The real purpose of the temperature sensor is to prevent damage to the chip and to make sure software running on the chip run correctly. All other uses are side-effects.
All electronics components have a maximum temperature before they start to fail. A high enough temperature will even damage a component (this is actually common sense, everything has a maximum temperature rating - even you: there is a temperature where you will start cooking and your brain will stop working).
Before being damaged, electronics components may produce unexpected results. Transistors may randomly turn on or off, conductors become more resistive etc. When it comes to a CPU, this results in incorrect execution of instructions. In most cases you will experience this as a crash. Crashing is lucky because in the worst case this will silently execute something you don't expect and don't crash but will silently do something bad to your data like corrupt a file on disk or damage an external device.

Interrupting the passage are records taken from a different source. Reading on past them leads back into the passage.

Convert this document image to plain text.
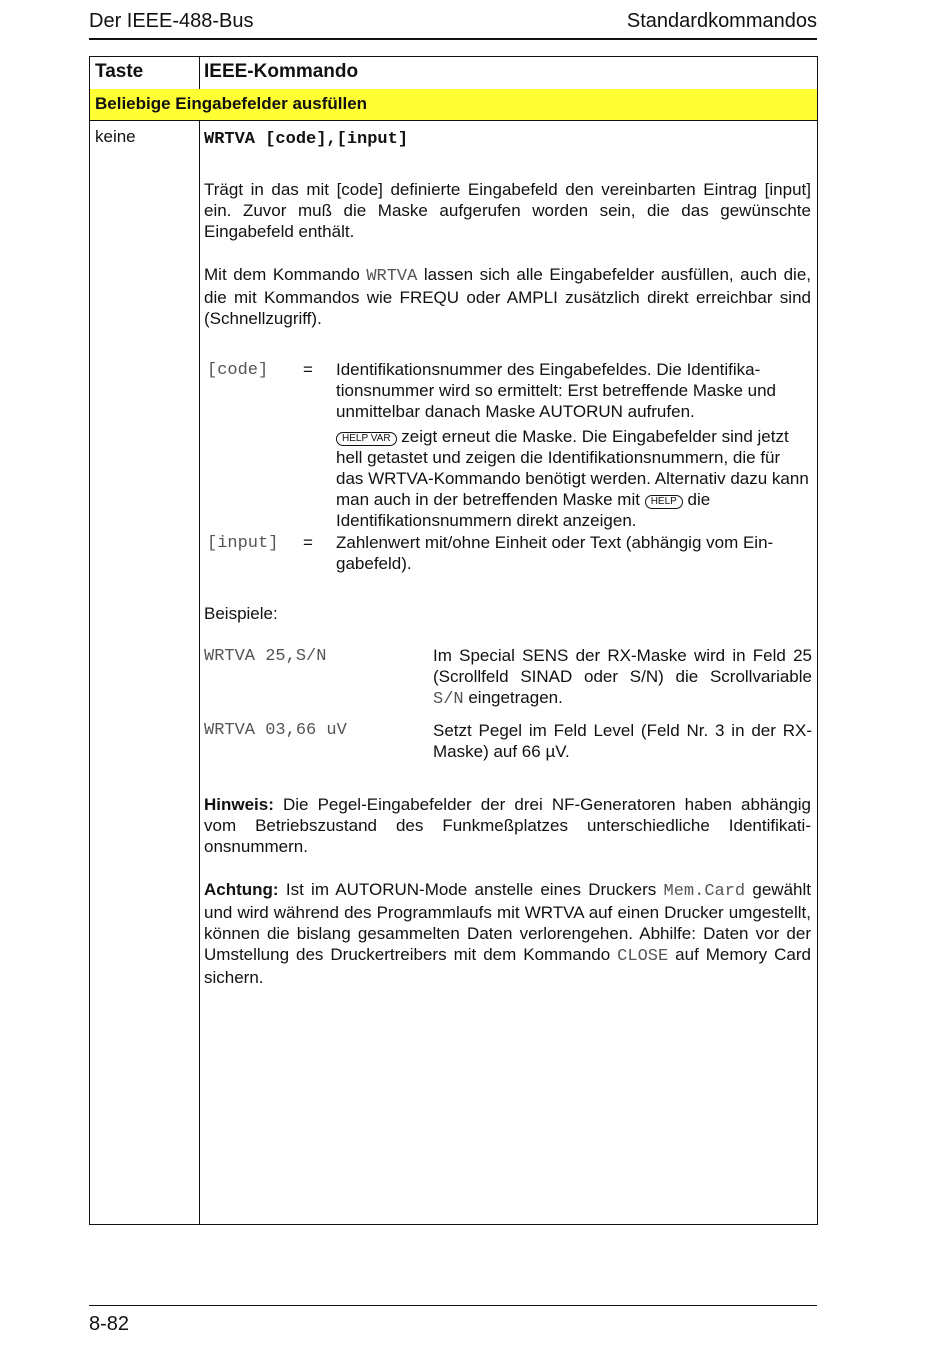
Der IEEE-488-Bus	Standardkommandos
Taste	IEEE-Kommando
Beliebige Eingabefelder ausfüllen
keine	WRTVA [code],[input]
Trägt in das mit [code] definierte Eingabefeld den vereinbarten Eintrag [input] ein. Zuvor muß die Maske aufgerufen worden sein, die das gewünschte Eingabefeld enthält.
Mit dem Kommando WRTVA lassen sich alle Eingabefelder ausfüllen, auch die, die mit Kommandos wie FREQU oder AMPLI zusätzlich direkt erreichbar sind (Schnellzugriff).
[code] = Identifikationsnummer des Eingabefeldes. Die Identifikationsnummer wird so ermittelt: Erst betreffende Maske und unmittelbar danach Maske AUTORUN aufrufen.
HELP VAR zeigt erneut die Maske. Die Eingabefelder sind jetzt hell getastet und zeigen die Identifikationsnummern, die für das WRTVA-Kommando benötigt werden. Alternativ dazu kann man auch in der betreffenden Maske mit HELP die Identifikationsnummern direkt anzeigen.
[input] = Zahlenwert mit/ohne Einheit oder Text (abhängig vom Eingabefeld).
Beispiele:
WRTVA 25,S/N	Im Special SENS der RX-Maske wird in Feld 25 (Scrollfeld SINAD oder S/N) die Scrollvariable S/N eingetragen.
WRTVA 03,66 uV	Setzt Pegel im Feld Level (Feld Nr. 3 in der RX-Maske) auf 66 µV.
Hinweis: Die Pegel-Eingabefelder der drei NF-Generatoren haben abhängig vom Betriebszustand des Funkmeßplatzes unterschiedliche Identifikationsnummern.
Achtung: Ist im AUTORUN-Mode anstelle eines Druckers Mem.Card gewählt und wird während des Programmlaufs mit WRTVA auf einen Drucker umgestellt, können die bislang gesammelten Daten verlorengehen. Abhilfe: Daten vor der Umstellung des Druckertreibers mit dem Kommando CLOSE auf Memory Card sichern.
8-82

The old-school solution to this is to make sure your CPU never get too hot by using huge heatsinks and limit how fast you run your CPU. The more complicated solution is to monitor your system's temperature and slow down your CPU (thereby reducing the heat it generates) when it gets too hot.
Note: Slowing down the GHz works because CMOS circuits consume practically zero amps when not switching, unlike regular circuits that consume amps when just turned on. So for CMOS circuits if it is zero Hertz it consumes no current and produce no heat at all. For CMOS it is the clocking of the transistors that generate heat. The more times it is switched on and off the more heat it generates - thus heat is proportional to GHz and the number of transistors in use.
It does not really matter if the heat comes from the CPU itself or the environment. Too hot is too hot. If you run a PC out in the sun it should still throttle when the internal temperature is out of spec.